🤖 AI Summary
This study examines the causal impact of Rome Metro Line C’s opening on local economic activity, focusing on how improved transport accessibility affects economic density, industrial diversity, and microenterprise employment and GDP. Employing a difference-in-differences (DID) framework augmented with a multiplicative model for robust causal identification—and complemented by spatial association analysis—the study finds that metro access significantly increases aggregate economic activity near stations, yet reduces industrial diversity slightly, suggesting spatial agglomeration of similar firms. Microenterprises exhibit disproportionately strong gains in both employment and GDP. As the first systematic, causally identified analysis of rail infrastructure effects on microeconomic agents in a Southern European megacity, this research provides rigorous empirical support for transit-oriented development (TOD) policies and yields generalizable insights into heterogeneous impacts of public transport investment on local economic structures.
📝 Abstract
This study investigates the economic impact of Metro C, a major expansion of Rome's metro system.
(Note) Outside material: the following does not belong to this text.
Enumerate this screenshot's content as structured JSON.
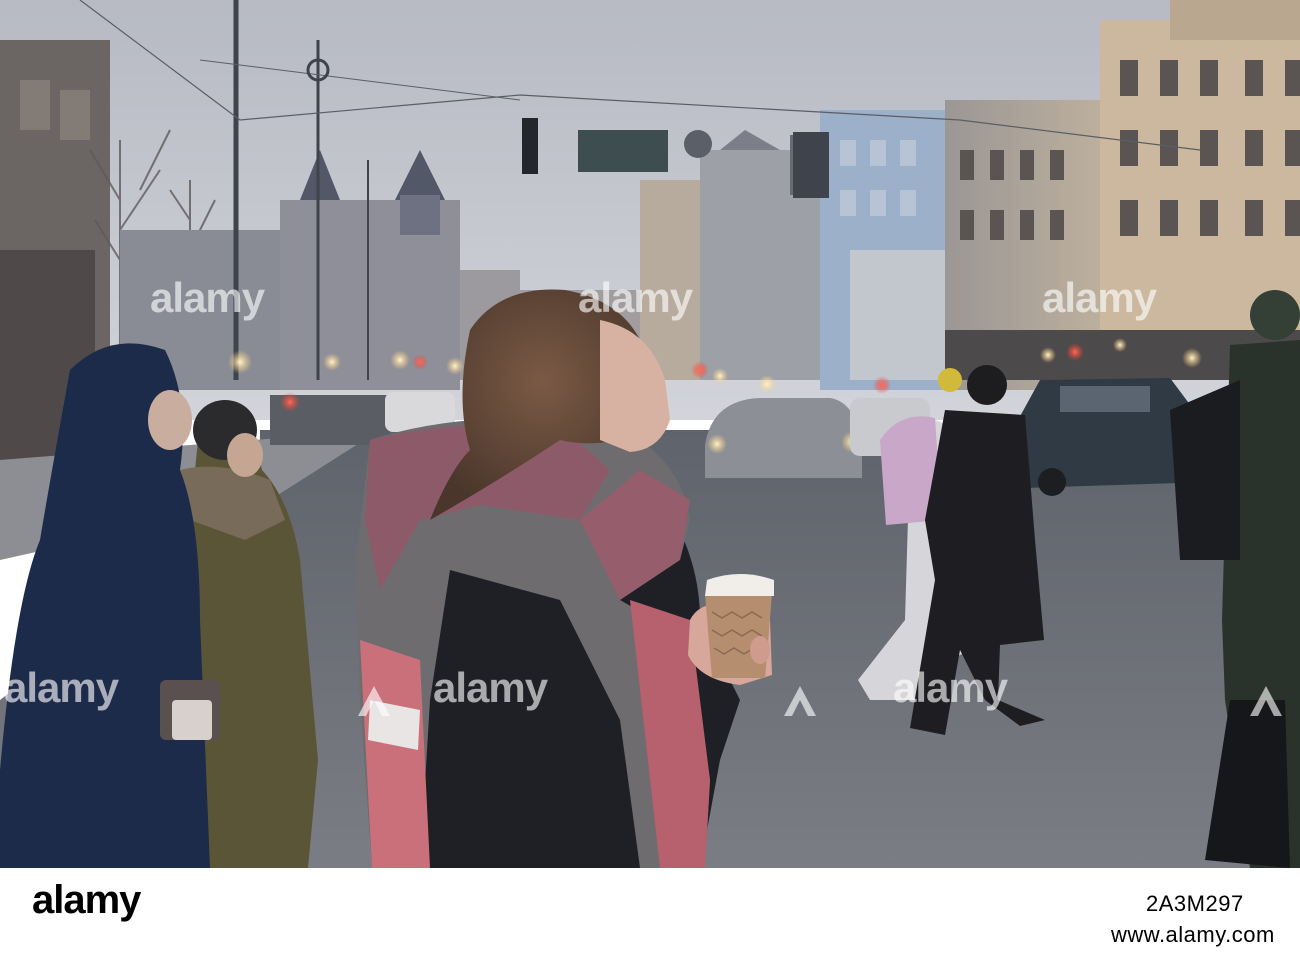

Using a difference-in-differences (DID) approach within a multiplicative framework, the research quantifies the impact of increased accessibility on local economic activities. The results show a statistically significant rise in the number of economic activities in areas affected by the new line. A mild decline in economic diversity suggests the emergence of spatial clustering of similar activities. A dedicated analysis of microenterprises, which represent the majority of the dataset, examines changes in employment and GDP associated with the new infrastructure. The observed zone-level correlation between accessibility gains and growth in economic activities also offers a basis for generalising the findings beyond the specific case of Metro C. Overall, the case study shows that public transport investments aimed at boosting sustainable mobility can also generate positive spillover effects on the local economic fabric.